Essa distinção tem implicação estratégica direta: a defesa que conseguir que o arquivamento seja fundamentado em atipicidade ou em excludente de ilicitude — e não meramente em "insuficiência de provas" — obtém proteção muito mais robusta contra futuras investidas do Estado.

O inquérito não contamina o processo — mas o alimenta

Uma frase frequentemente citada pela defesa é que "o inquérito não vincula o processo". É verdade no sentido técnico — o juiz não está adstrito às conclusões policiais, e a defesa pode contraditar tudo no processo. Mas é parcialmente enganosa na prática.

O material produzido no inquérito alimenta a denúncia. A denúncia estrutura a acusação. A acusação delimita o objeto do processo. E o processo, mesmo com amplo contraditório, parte do ponto de chegada do inquérito. Um investigado que confessou na delegacia, que não teve advogado na oitiva, que consentiu com buscas sem fundamento — chegará ao processo com um passivo probatório que o contradita antes mesmo de falar.

É por isso que o advogado criminalista que entende o inquérito como fase irrelevante comete erro estratégico. A narrativa dos fatos construída no IP é o ponto de partida de tudo que vem depois.

O que o criminalista faz no inquérito

O papel da defesa na fase do inquérito é limitado em poderes formais — mas não é passivo. Os artigos seguintes desta série detalham cada frente de atuação.
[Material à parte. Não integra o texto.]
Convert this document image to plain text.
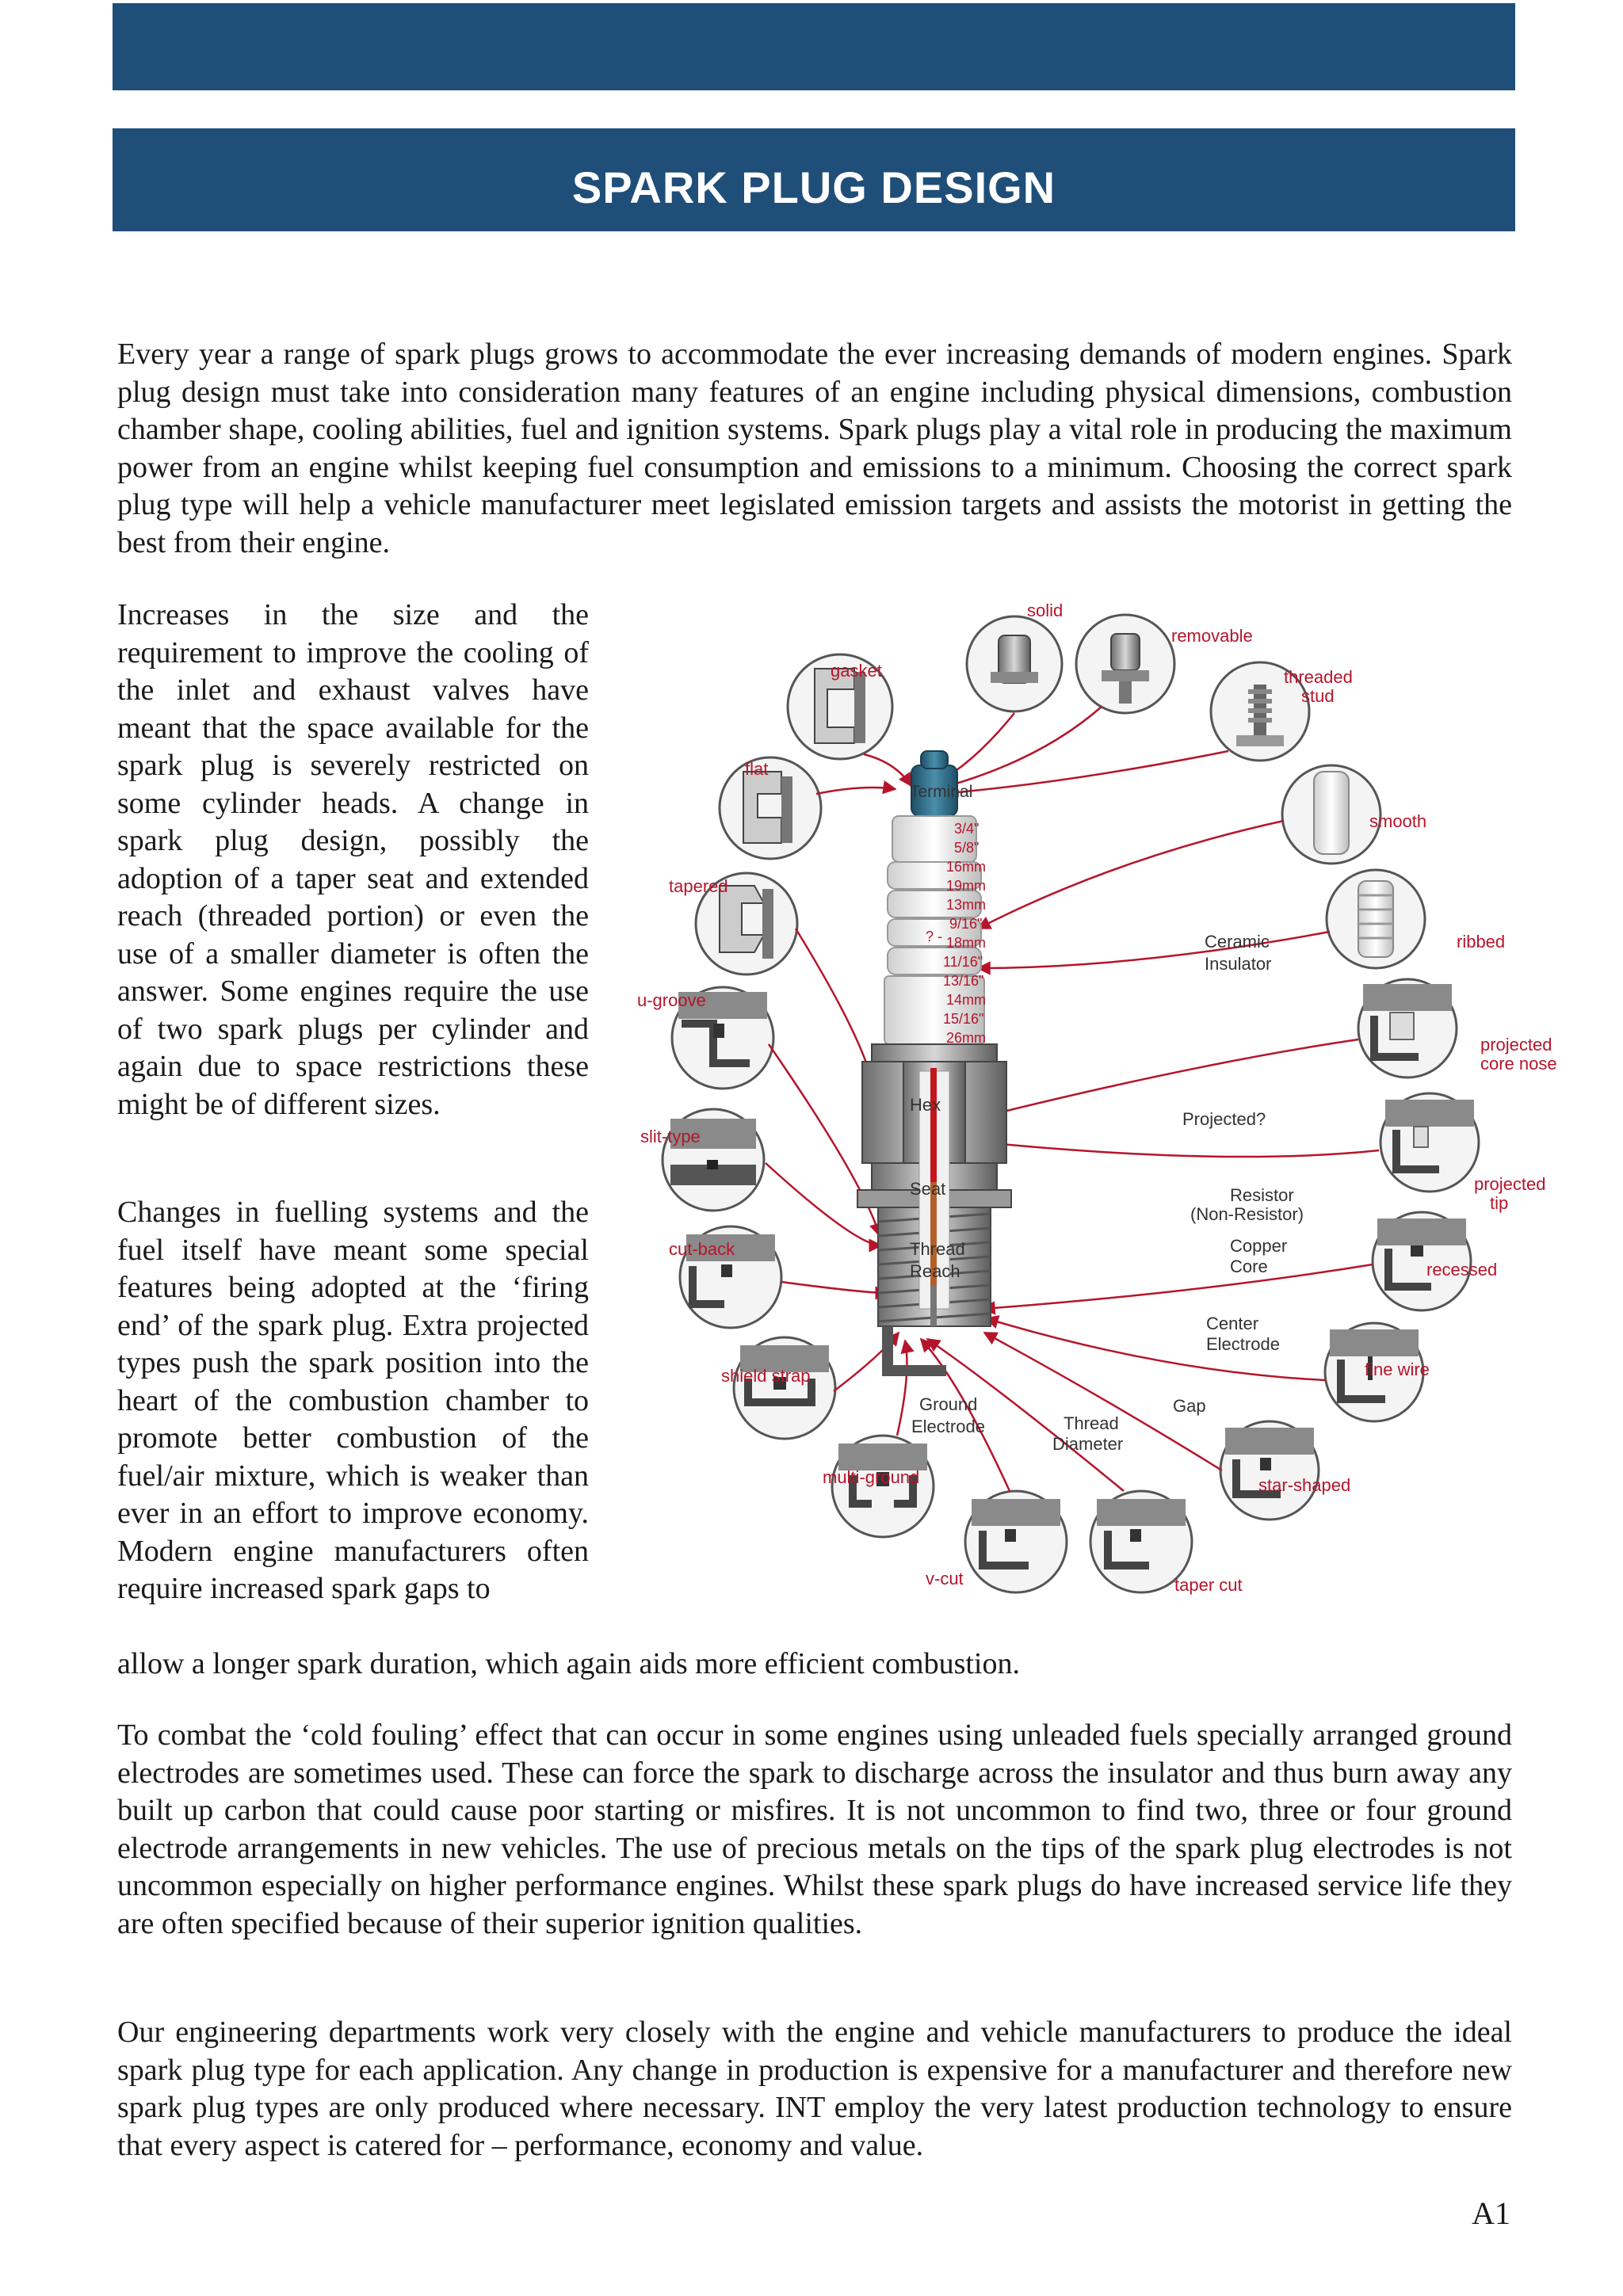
SPARK PLUG DESIGN

Every year a range of spark plugs grows to accommodate the ever increasing demands of modern engines. Spark plug design must take into consideration many features of an engine including physical dimensions, combustion chamber shape, cooling abilities, fuel and ignition systems. Spark plugs play a vital role in producing the maximum power from an engine whilst keeping fuel consumption and emissions to a minimum. Choosing the correct spark plug type will help a vehicle manufacturer meet legislated emission targets and assists the motorist in getting the best from their engine.

Increases in the size and the requirement to improve the cooling of the inlet and exhaust valves have meant that the space available for the spark plug is severely restricted on some cylinder heads. A change in spark plug design, possibly the adoption of a taper seat and extended reach (threaded portion) or even the use of a smaller diameter is often the answer. Some engines require the use of two spark plugs per cylinder and again due to space restrictions these might be of different sizes.

Changes in fuelling systems and the fuel itself have meant some special features being adopted at the ‘firing end’ of the spark plug. Extra projected types push the spark position into the heart of the combustion chamber to promote better combustion of the fuel/air mixture, which is weaker than ever in an effort to improve economy. Modern engine manufacturers often require increased spark gaps to

allow a longer spark duration, which again aids more efficient combustion.

To combat the ‘cold fouling’ effect that can occur in some engines using unleaded fuels specially arranged ground electrodes are sometimes used. These can force the spark to discharge across the insulator and thus burn away any built up carbon that could cause poor starting or misfires. It is not uncommon to find two, three or four ground electrode arrangements in new vehicles. The use of precious metals on the tips of the spark plug electrodes is not uncommon especially on higher performance engines. Whilst these spark plugs do have increased service life they are often specified because of their superior ignition qualities.

Our engineering departments work very closely with the engine and vehicle manufacturers to produce the ideal spark plug type for each application. Any change in production is expensive for a manufacturer and therefore new spark plug types are only produced where necessary. INT employ the very latest production technology to ensure that every aspect is catered for – performance, economy and value.

A1
solid
removable
threaded
stud
gasket
flat
smooth
tapered
ribbed
u-groove
projected
core nose
slit-type
projected
tip
cut-back
recessed
shield strap	fine wire
multi-ground	star-shaped
v-cut	taper cut
Terminal
Ceramic
Insulator
Hex
Projected?
Seat	Resistor
(Non-Resistor)
Thread
Reach
Copper
Core
Center
Electrode
Ground
Electrode
Gap
Thread
Diameter
? -
3/4"
5/8"
16mm
19mm
13mm
9/16"
18mm
11/16"
13/16"
14mm
15/16"
26mm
Por ora, o mapa:

Preservação das garantias do investigado: garantir que o investigado não seja ouvido sem advogado, que o direito ao silêncio seja exercido conscientemente, que nenhuma diligência invasiva seja realizada sem autorização judicial.

Acesso aos autos: exigir acesso aos elementos já documentados, com fundamento na Súmula Vinculante 14 do STF. A negativa injustificada é ilegal e pode ser impugnada por reclamação constitucional ou mandado de segurança.

Produção de contraprova: requerer diligências à autoridade policial (art. 14 do CPP) — o delegado pode indeferir, mas o indeferimento pode ser levado ao MP; requerer perícias complementares; documentar provas favoráveis antes que se percam.

Monitoramento e contestação de medidas cautelares: acompanhar o deferimento de interceptações, buscas e quebras de sigilo; impugnar as que careçam de fundamento legal ou de decisão judicial idônea.

Trabalho estratégico rumo ao arquivamento: identificar os fundamentos que tornam o caso arquivável — atipicidade, prescrição, excludente de ilicitude — e construir o caminho para que o arquivamento, quando ocorrer, seja de mérito, com efeito de coisa julgada material.


Referências jurisprudenciais e legais

  • STJ, Inq 1.721/DF, Rel. Min. Antonio Carlos Ferreira, Corte Especial, j. 2/10/2024 (Info 829) — arquivamento por atipicidade ou extinção da punibilidade exige decisão judicial de mérito com coisa julgada material; não se aplica o art. 18 do CPP nem a Súmula 524 do STF.
  • STJ, RHC 139.242, Rel. Min. Reynaldo Soares da Fonseca, Quinta Turma — ilegalidade flagrante na instauração de inquérito exclusivamente com base em denúncia anônima sem investigação preliminar prévia.
  • STJ, HC 496.100, Rel. Min. Rogerio Schietti Cruz, Sexta Turma — denúncia anônima admissível como ponto de partida de averiguação preliminar; somente após coleta de elementos idôneos o inquérito pode ser instaurado.
  • STF, ADIs 6.298/6.299/6.300/6.305, Rel. Min. Luiz Fux, Plenário, j. 24/8/2023 (Info 1106) — sistemática do art. 28 do CPP (arquivamento pelo MP); interpretação conforme: juiz pode submeter à revisão ministerial em caso de ilegalidade manifesta ou teratologia.
  • STF, Súmula 524 — arquivado o inquérito por despacho do juiz a requerimento do promotor, a ação penal não pode ser iniciada sem novas provas (aplicável ao arquivamento por insuficiência de provas).
  • STF (consolidado) — condenações não podem se fundar exclusivamente em provas produzidas na fase inquisitorial do inquérito policial.
  • Base legal: arts. 4º a 23 do CPP (inquérito policial); art. 5º, LXIII, da CF/88 (direito ao silêncio e à assistência de advogado); art. 14 do CPP (requerimento de diligências pela defesa); art. 18 do CPP (desarquivamento com prova nova).

Precedentes e legislação conferidos em fontes oficiais. O Inq 1.721/DF foi publicado em outubro de 2024 — consulte o acórdão integral no sítio do STJ antes de citar em peça.